Were China to weigh in, down the road, in a world of a debtor US, would the rules being made today remain stable? I have my doubts. I raise China as the most obvious real-politik example of a party that might have both the means and the inclination to make its displeasure known by rattling, even just a bit, the debtor’s chains in the global market of Treasury debt. What the might the US government, for example, say in a statement of interest to a court, in response to a court following well-established ATS precedents of corporate and secondary liability, but this time in a case against a Chinese corporation, in the world as newly defined by Secretary of State Clinton in one of her early statements – declining in particular to get too worked up about human rights as central to the US relationship with China?

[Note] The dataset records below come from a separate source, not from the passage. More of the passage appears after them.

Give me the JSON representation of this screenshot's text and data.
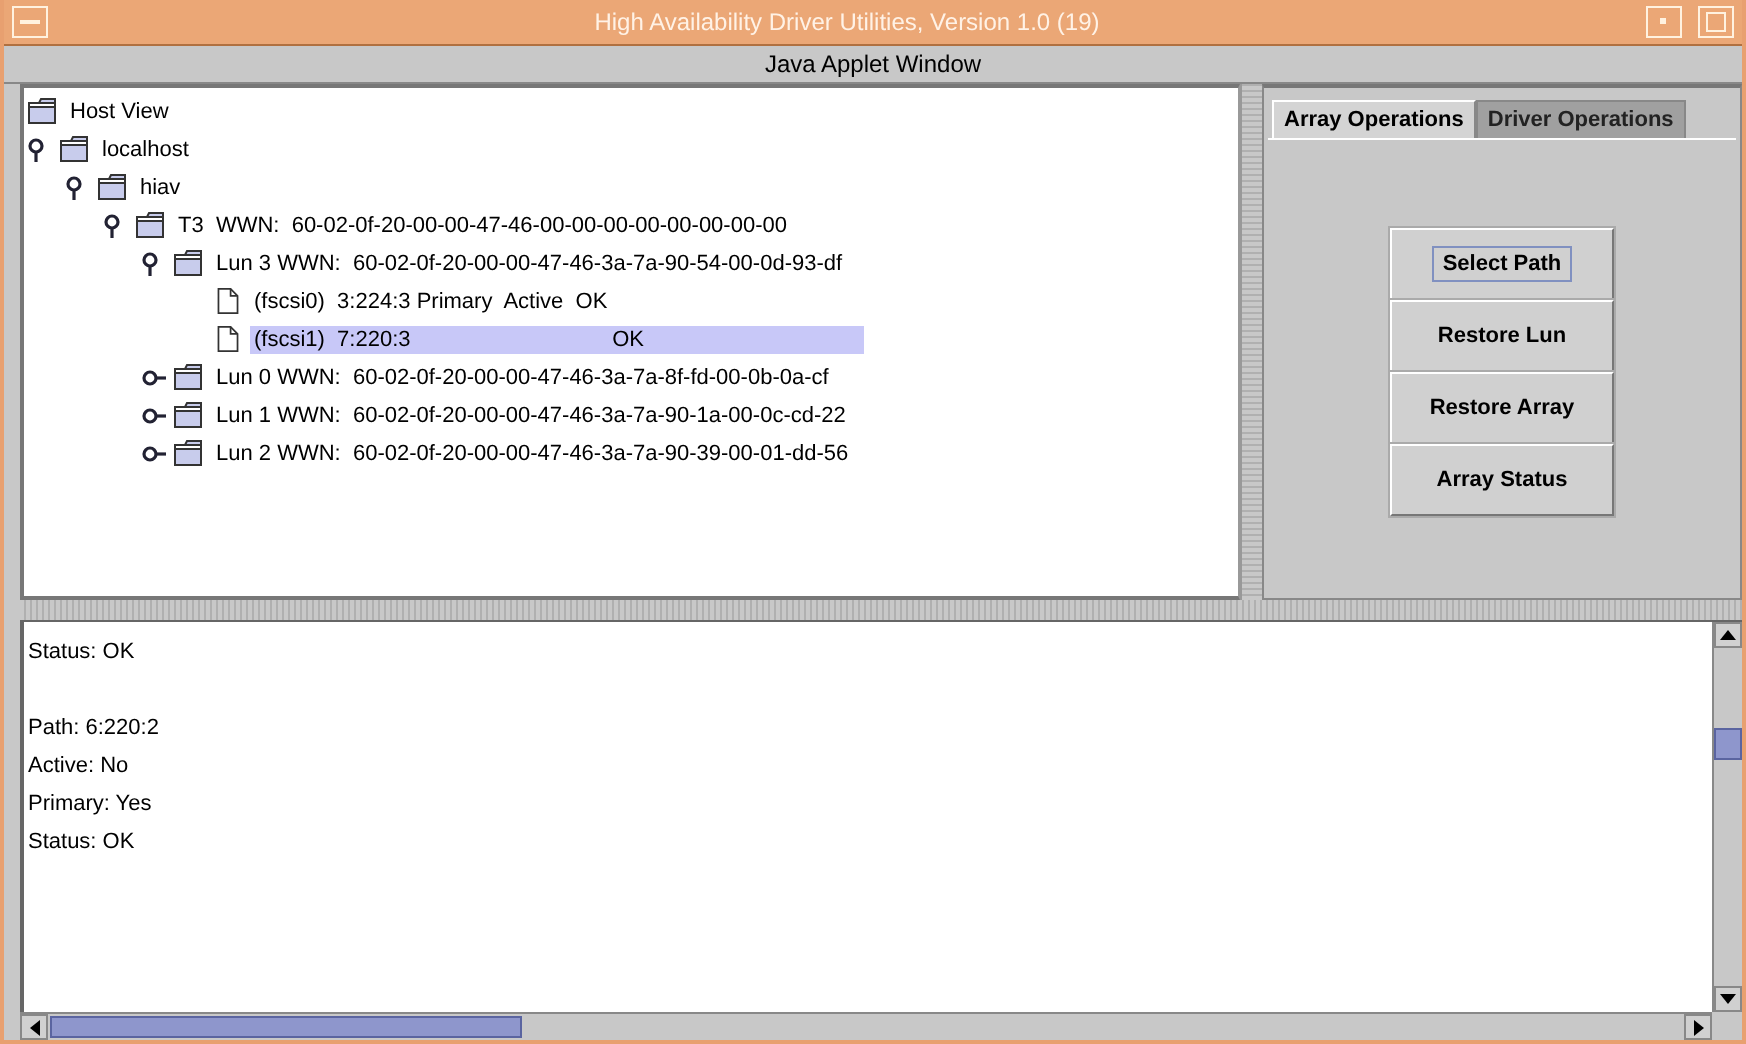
{
  "window": {
    "title": "High Availability Driver Utilities, Version 1.0 (19)",
    "subtitle": "Java Applet Window"
  },
  "tree": [
    {
      "label": "Host View",
      "kind": "folder",
      "selected": false,
      "children": [
        {
          "label": "localhost",
          "kind": "folder",
          "expanded": true,
          "selected": false,
          "children": [
            {
              "label": "hiav",
              "kind": "folder",
              "expanded": true,
              "selected": false,
              "children": [
                {
                  "label": "T3  WWN:  60-02-0f-20-00-00-47-46-00-00-00-00-00-00-00-00",
                  "kind": "folder",
                  "expanded": true,
                  "selected": false,
                  "children": [
                    {
                      "label": "Lun 3 WWN:  60-02-0f-20-00-00-47-46-3a-7a-90-54-00-0d-93-df",
                      "kind": "folder",
                      "expanded": true,
                      "selected": false,
                      "children": [
                        {
                          "label": "(fscsi0)  3:224:3 Primary  Active  OK",
                          "kind": "file",
                          "selected": false
                        },
                        {
                          "label": "(fscsi1)  7:220:3                                 OK",
                          "kind": "file",
                          "selected": true
                        }
                      ]
                    },
                    {
                      "label": "Lun 0 WWN:  60-02-0f-20-00-00-47-46-3a-7a-8f-fd-00-0b-0a-cf",
                      "kind": "folder",
                      "expanded": false,
                      "selected": false
                    },
                    {
                      "label": "Lun 1 WWN:  60-02-0f-20-00-00-47-46-3a-7a-90-1a-00-0c-cd-22",
                      "kind": "folder",
                      "expanded": false,
                      "selected": false
                    },
                    {
                      "label": "Lun 2 WWN:  60-02-0f-20-00-00-47-46-3a-7a-90-39-00-01-dd-56",
                      "kind": "folder",
                      "expanded": false,
                      "selected": false
                    }
                  ]
                }
              ]
            }
          ]
        }
      ]
    }
  ],
  "tabs": [
    {
      "label": "Array Operations",
      "selected": true
    },
    {
      "label": "Driver Operations",
      "selected": false
    }
  ],
  "buttons": [
    {
      "label": "Select Path",
      "focused": true
    },
    {
      "label": "Restore Lun",
      "focused": false
    },
    {
      "label": "Restore Array",
      "focused": false
    },
    {
      "label": "Array Status",
      "focused": false
    }
  ],
  "details": [
    {
      "lines": [
        "Status: OK"
      ]
    },
    {
      "lines": [
        "Path: 6:220:2",
        "Active: No",
        "Primary: Yes",
        "Status: OK"
      ]
    }
  ]
}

The rules currently being evolved by US courts, departing from norms as understood by much of the rest of the world, seem to me rules of corporate liability made for a world in which the “universal” and the “international” can be imagined to be enacted through the ATS – mostly, however, because there is still an American hegemony. One can call that hegemony “universal” and “international,” I suppose – provided, however, that one cloisters oneself as strictly as possible within those particular communities of authoritative legal interpretation in which ‘universal’ and ‘hegemonic’ categories do not brush up against each other and catch each other out. Ironies and antinomies of the ATS, yet again.